Par rapport à la collaboration entre la famille et l’école, deux jeunes (7 et 11) se réfèrent à des désaccords vis-à-vis d’une décision institutionnelle durant l’école primaire menant à des relations difficiles entre la mère et l’enseignant. Au cycle d’orientation, la collaboration entre les parents et les enseignants tend à diminuer voire à disparaître selon les établissements.

En ce qui concerne le contrôle parental, nous constatons principalement une absence du cadre (jeunes 1, 5, 7, et 12) ou une imposition par la violence (jeunes 1 et 9). Plusieurs cas isolés sont ressortis. Dans le cas du jeune 1, ces violences ont fait perdre la garde aux parents. Le jeune 13 raconte que, suite au décès de la mère, son père n’osait pas réagir face à son attitude.

Le jeune 7 a été mis sous tutelle sur demande de sa mère lorsque celle-ci a commencé à souffrir d’une importante dépression (suite à la séparation avec le père). Le jeune 2 évoque un manque d’attention et de compréhension de la part de ses parents, aspect qui l’aurait amené à se comporter d’une telle manière. La jeune adulte 12 entretient des rapports très difficiles avec sa belle-mère à qui elle refuse d’obéir. Dans le cas du jeune 9, on assiste à un renversement du cadre parental. A 9 ans, il doit s’occuper de sa mère malade, alors que son père est absent.
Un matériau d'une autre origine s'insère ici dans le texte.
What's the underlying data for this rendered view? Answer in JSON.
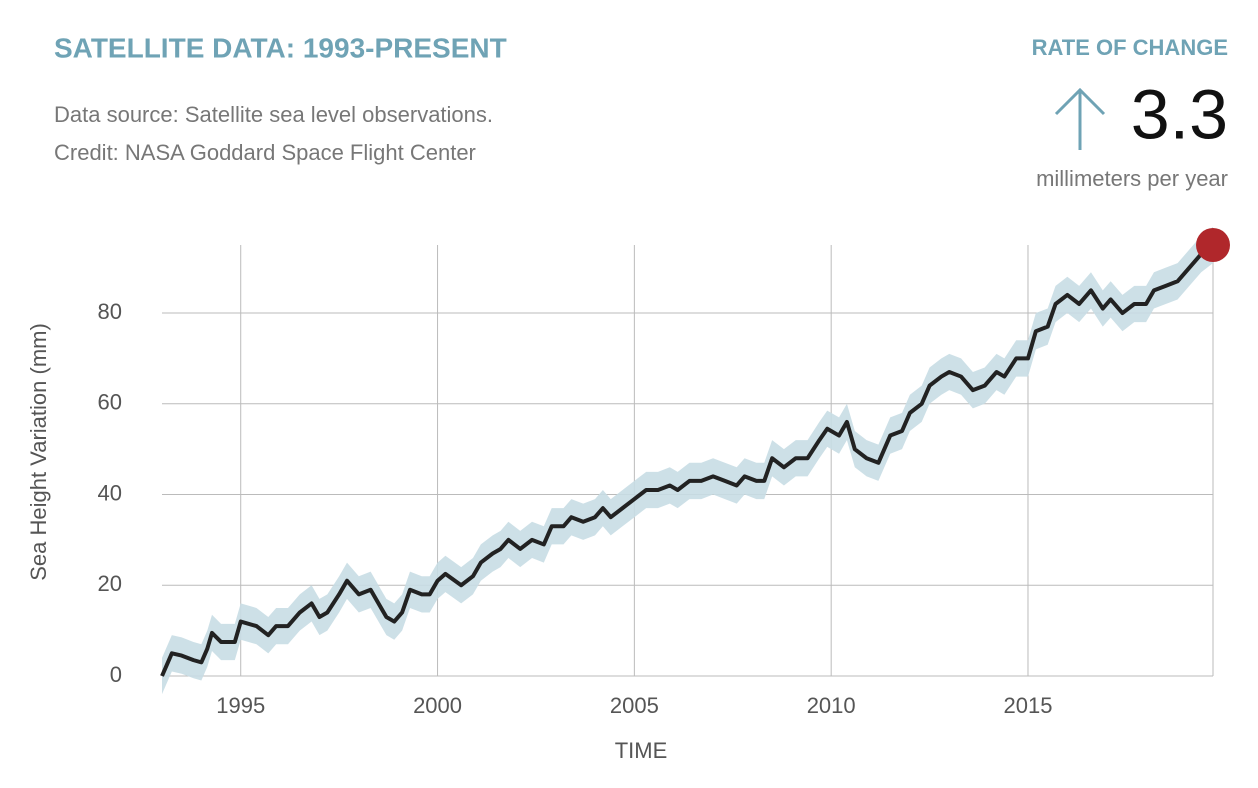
{
  "chart_data": {
    "type": "line",
    "title": "SATELLITE DATA: 1993-PRESENT",
    "subtitle": [
      "Data source: Satellite sea level observations.",
      "Credit: NASA Goddard Space Flight Center"
    ],
    "rate": {
      "label": "RATE OF CHANGE",
      "value": 3.3,
      "unit": "millimeters per year"
    },
    "x_label": "TIME",
    "y_label": "Sea Height Variation (mm)",
    "x": [
      1993.0,
      1993.25,
      1993.5,
      1993.8,
      1994.0,
      1994.15,
      1994.27,
      1994.5,
      1994.85,
      1995.0,
      1995.4,
      1995.7,
      1995.9,
      1996.2,
      1996.5,
      1996.8,
      1997.0,
      1997.2,
      1997.5,
      1997.7,
      1998.0,
      1998.3,
      1998.7,
      1998.9,
      1999.1,
      1999.3,
      1999.6,
      1999.8,
      2000.0,
      2000.2,
      2000.6,
      2000.9,
      2001.1,
      2001.4,
      2001.6,
      2001.8,
      2002.1,
      2002.4,
      2002.7,
      2002.9,
      2003.2,
      2003.4,
      2003.7,
      2004.0,
      2004.2,
      2004.4,
      2004.7,
      2005.0,
      2005.3,
      2005.6,
      2005.9,
      2006.1,
      2006.4,
      2006.7,
      2007.0,
      2007.3,
      2007.6,
      2007.8,
      2008.1,
      2008.3,
      2008.5,
      2008.8,
      2009.1,
      2009.4,
      2009.7,
      2009.9,
      2010.2,
      2010.4,
      2010.6,
      2010.9,
      2011.2,
      2011.5,
      2011.8,
      2012.0,
      2012.3,
      2012.5,
      2012.8,
      2013.0,
      2013.3,
      2013.6,
      2013.9,
      2014.2,
      2014.4,
      2014.7,
      2015.0,
      2015.2,
      2015.5,
      2015.7,
      2016.0,
      2016.3,
      2016.6,
      2016.9,
      2017.1,
      2017.4,
      2017.7,
      2018.0,
      2018.2,
      2018.5,
      2018.8,
      2019.1,
      2019.4,
      2019.7
    ],
    "values": [
      0,
      5,
      4.5,
      3.5,
      3,
      6,
      9.5,
      7.5,
      7.5,
      12,
      11,
      9,
      11,
      11,
      14,
      16,
      13,
      14,
      18,
      21,
      18,
      19,
      13,
      12,
      14,
      19,
      18,
      18,
      21,
      22.5,
      20,
      22,
      25,
      27,
      28,
      30,
      28,
      30,
      29,
      33,
      33,
      35,
      34,
      35,
      37,
      35,
      37,
      39,
      41,
      41,
      42,
      41,
      43,
      43,
      44,
      43,
      42,
      44,
      43,
      43,
      48,
      46,
      48,
      48,
      52,
      54.5,
      53,
      56,
      50,
      48,
      47,
      53,
      54,
      58,
      60,
      64,
      66,
      67,
      66,
      63,
      64,
      67,
      66,
      70,
      70,
      76,
      77,
      82,
      84,
      82,
      85,
      81,
      83,
      80,
      82,
      82,
      85,
      86,
      87,
      90,
      93,
      95
    ],
    "band": 4,
    "color": "#222222",
    "band_color": "#c8dde4",
    "point_color": "#b0272b",
    "xlim": [
      1993,
      2019.7
    ],
    "ylim": [
      0,
      95
    ],
    "xticks": [
      1995,
      2000,
      2005,
      2010,
      2015
    ],
    "yticks": [
      0,
      20,
      40,
      60,
      80
    ],
    "grid": true
  }
}
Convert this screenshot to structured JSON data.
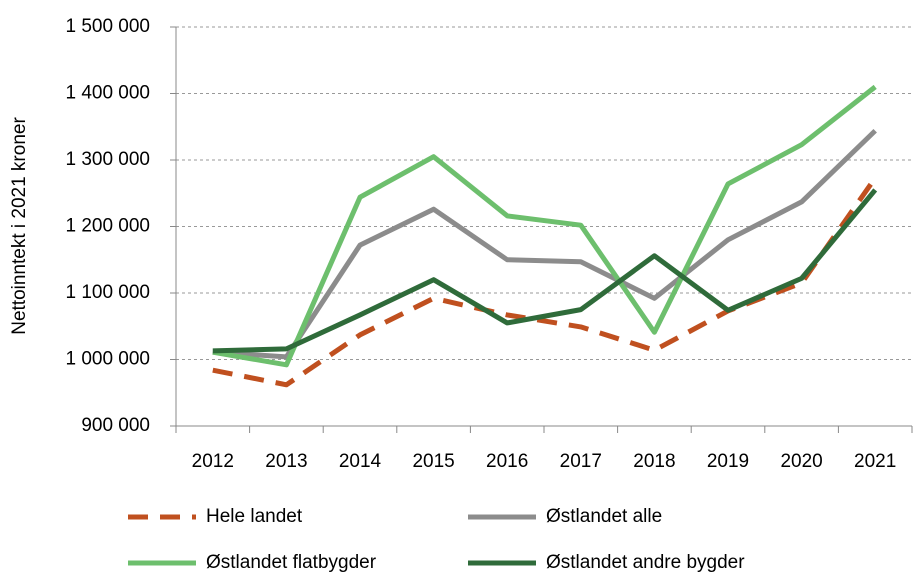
{
  "chart_data": {
    "type": "line",
    "y_axis_label": "Nettoinntekt i 2021 kroner",
    "categories": [
      "2012",
      "2013",
      "2014",
      "2015",
      "2016",
      "2017",
      "2018",
      "2019",
      "2020",
      "2021"
    ],
    "series": [
      {
        "name": "Hele landet",
        "color": "#c0501f",
        "dashed": true,
        "values": [
          984000,
          962000,
          1037000,
          1092000,
          1067000,
          1049000,
          1014000,
          1073000,
          1115000,
          1273000
        ]
      },
      {
        "name": "Østlandet alle",
        "color": "#8c8c8c",
        "values": [
          1011000,
          1004000,
          1172000,
          1226000,
          1150000,
          1147000,
          1092000,
          1180000,
          1237000,
          1344000
        ]
      },
      {
        "name": "Østlandet flatbygder",
        "color": "#6dbf6d",
        "values": [
          1011000,
          992000,
          1244000,
          1305000,
          1216000,
          1202000,
          1041000,
          1264000,
          1323000,
          1410000
        ]
      },
      {
        "name": "Østlandet andre bygder",
        "color": "#2f6b3a",
        "values": [
          1013000,
          1016000,
          1067000,
          1120000,
          1055000,
          1075000,
          1156000,
          1074000,
          1122000,
          1255000
        ]
      }
    ],
    "ylim": [
      900000,
      1500000
    ],
    "yticks": [
      {
        "value": 900000,
        "label": "900 000"
      },
      {
        "value": 1000000,
        "label": "1 000 000"
      },
      {
        "value": 1100000,
        "label": "1 100 000"
      },
      {
        "value": 1200000,
        "label": "1 200 000"
      },
      {
        "value": 1300000,
        "label": "1 300 000"
      },
      {
        "value": 1400000,
        "label": "1 400 000"
      },
      {
        "value": 1500000,
        "label": "1 500 000"
      }
    ],
    "grid": true
  }
}
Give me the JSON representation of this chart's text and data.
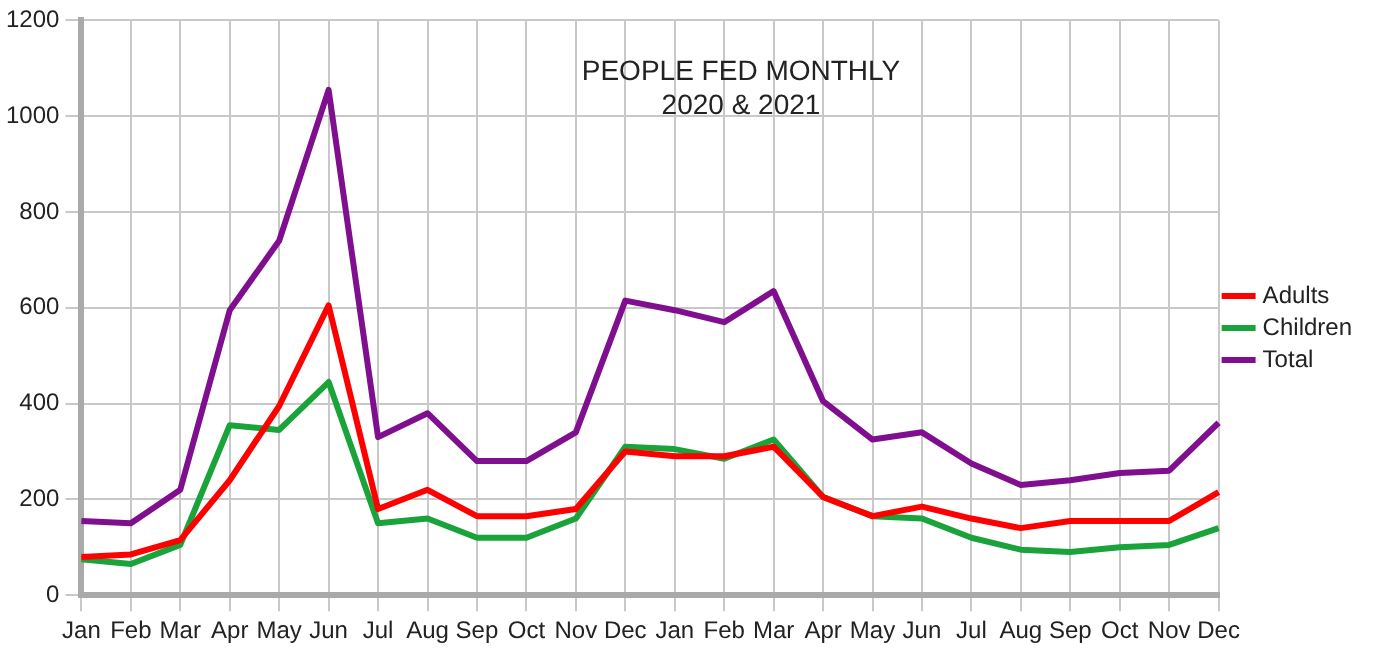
{
  "chart_data": {
    "type": "line",
    "title": "PEOPLE FED MONTHLY",
    "subtitle": "2020 & 2021",
    "categories": [
      "Jan",
      "Feb",
      "Mar",
      "Apr",
      "May",
      "Jun",
      "Jul",
      "Aug",
      "Sep",
      "Oct",
      "Nov",
      "Dec",
      "Jan",
      "Feb",
      "Mar",
      "Apr",
      "May",
      "Jun",
      "Jul",
      "Aug",
      "Sep",
      "Oct",
      "Nov",
      "Dec"
    ],
    "series": [
      {
        "name": "Adults",
        "color": "#ff0000",
        "values": [
          80,
          85,
          115,
          240,
          395,
          605,
          180,
          220,
          165,
          165,
          180,
          300,
          290,
          290,
          310,
          205,
          165,
          185,
          160,
          140,
          155,
          155,
          155,
          215
        ]
      },
      {
        "name": "Children",
        "color": "#1aa33a",
        "values": [
          75,
          65,
          105,
          355,
          345,
          445,
          150,
          160,
          120,
          120,
          160,
          310,
          305,
          285,
          325,
          205,
          165,
          160,
          120,
          95,
          90,
          100,
          105,
          140
        ]
      },
      {
        "name": "Total",
        "color": "#7f0f8f",
        "values": [
          155,
          150,
          220,
          595,
          740,
          1055,
          330,
          380,
          280,
          280,
          340,
          615,
          595,
          570,
          635,
          405,
          325,
          340,
          275,
          230,
          240,
          255,
          260,
          360
        ]
      }
    ],
    "ylim": [
      0,
      1200
    ],
    "yticks": [
      0,
      200,
      400,
      600,
      800,
      1000,
      1200
    ],
    "grid": true,
    "legend": "right",
    "marker": "none",
    "line_style": "solid"
  }
}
Ou encore, les jeunes 8 et 15 expliquent que leurs mères étaient dépassées par

les situations et les événements ; de plus, le jeune 8 avoue qu’au cycle, il ne reconnaît plus sa mère en tant qu’autorité.

Il ressort de nos résultats différentes stratégies de contournement du cadre qui correspondent aux ruses adoptées par nos jeunes pour éviter que la famille soit informée des comportements perturbateurs et des difficultés à l’école. Certains jeunes (1, 2 et 11) interceptaient le courrier ou ne donnaient pas les communications de l’école aux parents ou les brûlait. D’autres (jeunes 8 et 9) faisaient croire à leurs parents qu’ils se rendaient à l’école tous les matins en sortant de bonne heure. Le jeune 9, attendait le départ du père, réveillait sa mère qui ne parlait pas bien le français pour lui faire signer sa quinzaine.